Japan's Nikkei stock average edged down 0.1 percent on Friday, with Canon Inc <7751.T> and other exporters hit by a stronger yen but defensive shares holding their own amid a sense the overall trend remains unchanged.
Support came from some high tech shares such as industrial robot maker Fanuc <6954.T>, which rose on short covering, though the sector was mixed overall.
The dollar fell as worries about U.S. debt levels grew after Standard & Poor's warned there was a 1 in 3 chance the U.K. could lose its precious triple-A credit rating because of the danger government debt may soar near 100 percent of GDP.
The move raised fears that the United States, with its increasing budget deficit and weakened economy, could face the same situation, sending the dollar and Wall Street lower.
Markets all around the world appear to be looking for direction, and any chance of a U.S. downgrade would really hit U.S. assets such as the dollar and stocks, said Masayoshi Okamoto, head of dealing at Jujiya Securities.
The benchmark Nikkei <.N225> shed 7.35 points to 9,256.80 after earlier losing as much as 1.5 percent, but at one point turning briefly positive amid a rise in other Asian shares.

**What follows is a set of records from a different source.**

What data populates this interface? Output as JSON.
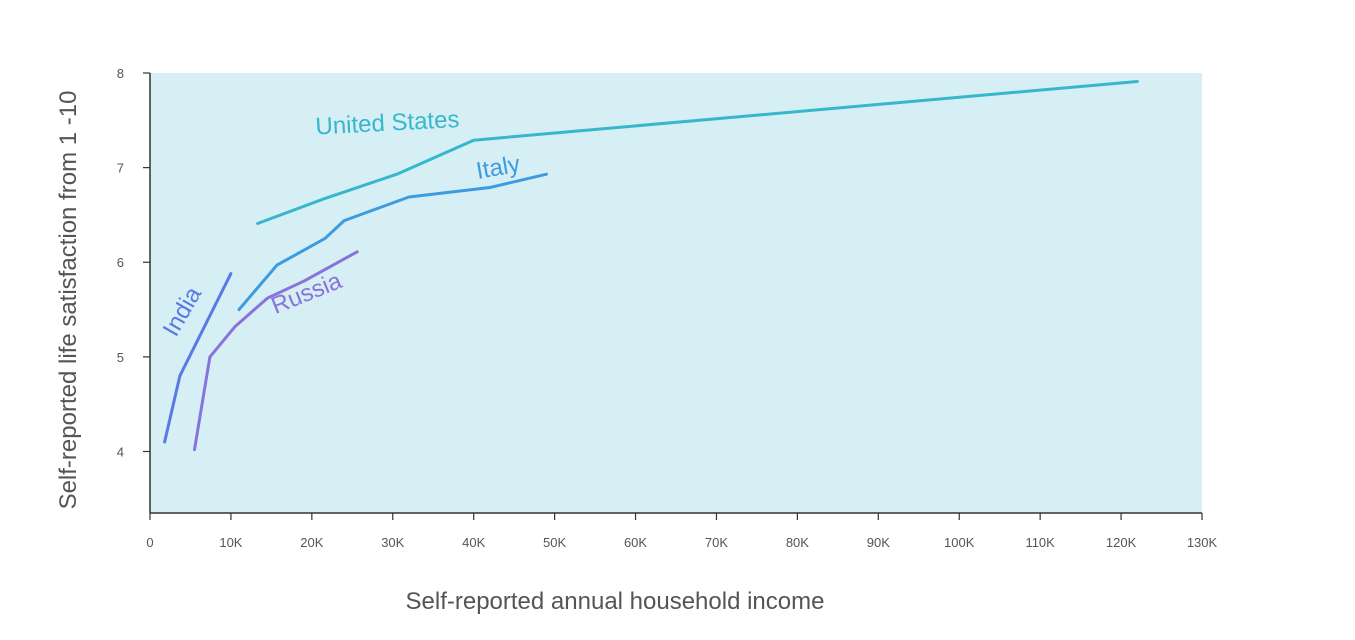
{
  "chart_data": {
    "type": "line",
    "title": "",
    "xlabel": "Self-reported annual household income",
    "ylabel": "Self-reported life satisfaction from 1 -10",
    "xlim": [
      0,
      130000
    ],
    "ylim": [
      3.35,
      8
    ],
    "x_ticks": [
      {
        "value": 0,
        "label": "0"
      },
      {
        "value": 10000,
        "label": "10K"
      },
      {
        "value": 20000,
        "label": "20K"
      },
      {
        "value": 30000,
        "label": "30K"
      },
      {
        "value": 40000,
        "label": "40K"
      },
      {
        "value": 50000,
        "label": "50K"
      },
      {
        "value": 60000,
        "label": "60K"
      },
      {
        "value": 70000,
        "label": "70K"
      },
      {
        "value": 80000,
        "label": "80K"
      },
      {
        "value": 90000,
        "label": "90K"
      },
      {
        "value": 100000,
        "label": "100K"
      },
      {
        "value": 110000,
        "label": "110K"
      },
      {
        "value": 120000,
        "label": "120K"
      },
      {
        "value": 130000,
        "label": "130K"
      }
    ],
    "y_ticks": [
      {
        "value": 4,
        "label": "4"
      },
      {
        "value": 5,
        "label": "5"
      },
      {
        "value": 6,
        "label": "6"
      },
      {
        "value": 7,
        "label": "7"
      },
      {
        "value": 8,
        "label": "8"
      }
    ],
    "grid": false,
    "plot_background": "#d6eff5",
    "series": [
      {
        "name": "United States",
        "color": "#36b7cc",
        "label_anchor": {
          "x": 20500,
          "y": 7.35,
          "angle": -3
        },
        "points": [
          [
            13300,
            6.41
          ],
          [
            21500,
            6.67
          ],
          [
            30500,
            6.93
          ],
          [
            40000,
            7.29
          ],
          [
            122000,
            7.91
          ]
        ]
      },
      {
        "name": "Italy",
        "color": "#3d9be0",
        "label_anchor": {
          "x": 40500,
          "y": 6.88,
          "angle": -10
        },
        "points": [
          [
            11000,
            5.5
          ],
          [
            15700,
            5.97
          ],
          [
            21600,
            6.25
          ],
          [
            24000,
            6.44
          ],
          [
            32000,
            6.69
          ],
          [
            42000,
            6.79
          ],
          [
            49000,
            6.93
          ]
        ]
      },
      {
        "name": "Russia",
        "color": "#8a72dc",
        "label_anchor": {
          "x": 15500,
          "y": 5.45,
          "angle": -22
        },
        "points": [
          [
            5500,
            4.02
          ],
          [
            7400,
            5.0
          ],
          [
            10500,
            5.32
          ],
          [
            14500,
            5.62
          ],
          [
            19000,
            5.8
          ],
          [
            25600,
            6.11
          ]
        ]
      },
      {
        "name": "India",
        "color": "#5a7ae3",
        "label_anchor": {
          "x": 3200,
          "y": 5.2,
          "angle": -60
        },
        "points": [
          [
            1800,
            4.1
          ],
          [
            3700,
            4.8
          ],
          [
            10000,
            5.88
          ]
        ]
      }
    ]
  }
}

The broader Topix <.TOPX> fell 0.4 percent to 878.02.
The dollar was down 0.2 percent against the yen at 94.13 yen after earlier falling as low as 93.86 yen on electronic trading platform EBS.
But analysts in Tokyo said it was still too early to say the overall trend for the Nikkei has changed for the worse, noting that support near 9,000 -- around where the 25-day moving average comes in -- has held all week despite tests.
We're seeing some consolidation after the markets rose a bit too fast. What's been happening this week globally is that markets have gotten a bit of a reality check on the state of the overall economy, said Koichi Ogawa, chief portfolio manager at Daiwa SB Investments.
The Nikkei trend is unlikely to change unless the dollar really falls against the yen, and even the 93-94 yen level might still be all right. But a fall down to 90 yen could be very bad. A stronger yen eats into exporters' profits when repatriated.
MSCI's measure of Asia Pacific stocks excluding Japan <.MSCIAPJ0000PUS> rose 0.3 percent.
Though off earlier lows, many exporters remained shaky.
Canon lost 1.2 percent to 3,190 yen and Toyota Motor Corp <7203.T> lost 1.9 percent to 3,580 yen, while Sony slipped 1.8 percent to 2,455 yen.
Honda Motor Co <7267.T>, though, turned positive, rising 1.3 percent to 2,680 yen.
Fanuc rose 1.9 percent to 7,650 yen and Tokyo Electron <8035.T> rose 1.6 percent to 4,450 yen, boosted by short covering. Kyocera Corp <6971.T> edged up 0.3 percent to 7,310 after starting the morning negative.
Shares of trading house Sumitomo Corp <8053.T> pared losses to 0.3 percent after the company said it had put on hold its plans to build and operate a $6 billion power and water desalination plant in Saudi Arabia.
Retailers gained, with Isetan Mitsukoshi <3099.T> rising 2.6 percent to 835 yen. Defensive shares such as Nippon Meat Packers <2282.T> also climbed.
Manufacturers of medical masks and the cloth used to make them extended their gains as the number of H1N1 flu cases increased in Japan, with Unitika <3103.T> up 1.1 percent to 94 yen and Shikibo <3109.T> climbing 1.6 percent to 193 yen.
Trade was light on the Tokyo exchange's first section, with 980 million shares changing hands, below last week's morning average of 1.2 billion.
Declining stocks outnumbered advancing ones, 834 to 660.